The magnetic field and wind confinement of θ1 Orionis C

We report the detection, through spectropolarimetric observations, of a strong dipolar magnetic field of presumably fossil origin at the surface of the very young O star theta (1) Ori C. The Stokes V signatures we detect are variable with time, the variations being consistent with rotational modulation. A detailed modelling of our observations indicates that this dipole field has an intensity of 1.1+/-0.1 kG and is inclined at 42degrees+/-6degrees with respect to the rotation axis (assumed to be inclined at 45degrees to the line of sight). We find, in particular, that the positive magnetic pole comes closest to the observer when the variable Halpha emission component observed on this star reaches maximum strength.
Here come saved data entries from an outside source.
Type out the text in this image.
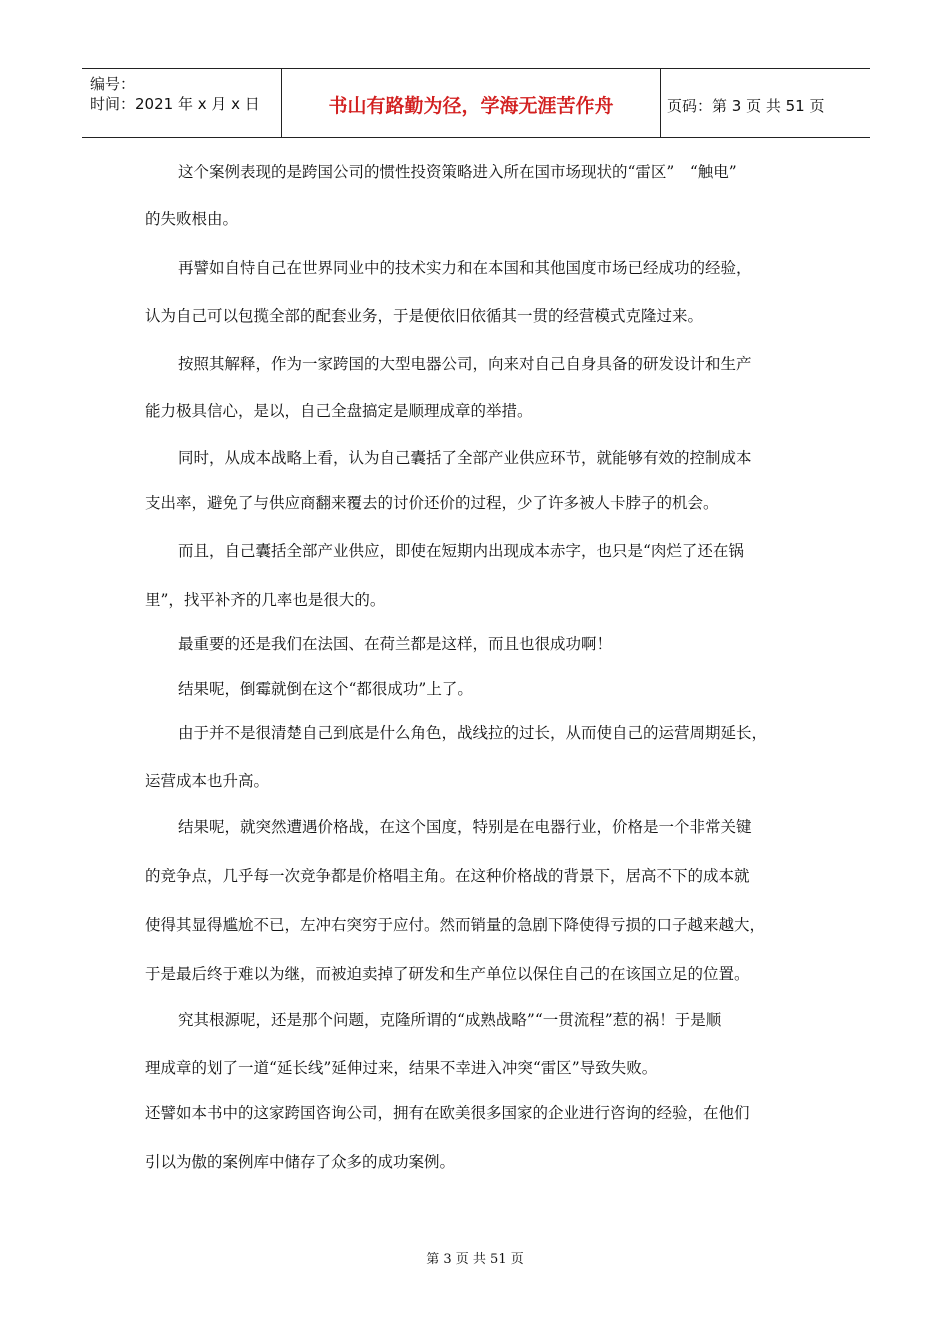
编号：
时间：2021 年 x 月 x 日	书山有路勤为径，学海无涯苦作舟	页码：第 3 页 共 51 页
这个案例表现的是跨国公司的惯性投资策略进入所在国市场现状的“雷区”　“触电”
的失败根由。
再譬如自恃自己在世界同业中的技术实力和在本国和其他国度市场已经成功的经验，
认为自己可以包揽全部的配套业务，于是便依旧依循其一贯的经营模式克隆过来。
按照其解释，作为一家跨国的大型电器公司，向来对自己自身具备的研发设计和生产
能力极具信心，是以，自己全盘搞定是顺理成章的举措。
同时，从成本战略上看，认为自己囊括了全部产业供应环节，就能够有效的控制成本
支出率，避免了与供应商翻来覆去的讨价还价的过程，少了许多被人卡脖子的机会。
而且，自己囊括全部产业供应，即使在短期内出现成本赤字，也只是“肉烂了还在锅
里”，找平补齐的几率也是很大的。
最重要的还是我们在法国、在荷兰都是这样，而且也很成功啊！
结果呢，倒霉就倒在这个“都很成功”上了。
由于并不是很清楚自己到底是什么角色，战线拉的过长，从而使自己的运营周期延长，
运营成本也升高。
结果呢，就突然遭遇价格战，在这个国度，特别是在电器行业，价格是一个非常关键
的竞争点，几乎每一次竞争都是价格唱主角。在这种价格战的背景下，居高不下的成本就
使得其显得尴尬不已，左冲右突穷于应付。然而销量的急剧下降使得亏损的口子越来越大，
于是最后终于难以为继，而被迫卖掉了研发和生产单位以保住自己的在该国立足的位置。
究其根源呢，还是那个问题，克隆所谓的“成熟战略”“一贯流程”惹的祸！于是顺
理成章的划了一道“延长线”延伸过来，结果不幸进入冲突“雷区”导致失败。
还譬如本书中的这家跨国咨询公司，拥有在欧美很多国家的企业进行咨询的经验，在他们
引以为傲的案例库中储存了众多的成功案例。
第 3 页 共 51 页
This discovery represents the first definite detection of a magnetic field in an O star, as well as the first detection of a fossil field in a very young star. We also investigate in this paper the magnetic confinement of the radiatively driven wind of theta (1) Ori C in the context of the magnetically confined wind-shock model of Babel & Montmerle. In the case of theta (1) Ori C, this model predicts the formation of a large magnetosphere (extending as far as 2-3R *), consisting of a very hot post-shock region (with temperatures in excess of 10 MK and densities of about 10(10) -10(11) cm(-3) ) generated by the strong collision of the wind streams from both stellar magnetic hemispheres, as well as a dense cooling disc forming in the magnetospheric equator. We find that this model includes most of the physics required to obtain a satisfactory level of agreement with the extensive data sets available for theta (1) Ori C in the literature (and, in particular, with the recent X-ray data and the phase-resolved spectroscopic observations of ultraviolet and optical wind lines) provided that the mass-loss rate of theta (1) Ori C is at least 5 times smaller than that predicted by radiatively driven wind models. We finally show how new observations with the XMM or Chandra spacecraft could help us constrain this model much more tightly and thus obtain a clear picture of how magnetic fields can influence the winds of hot stars.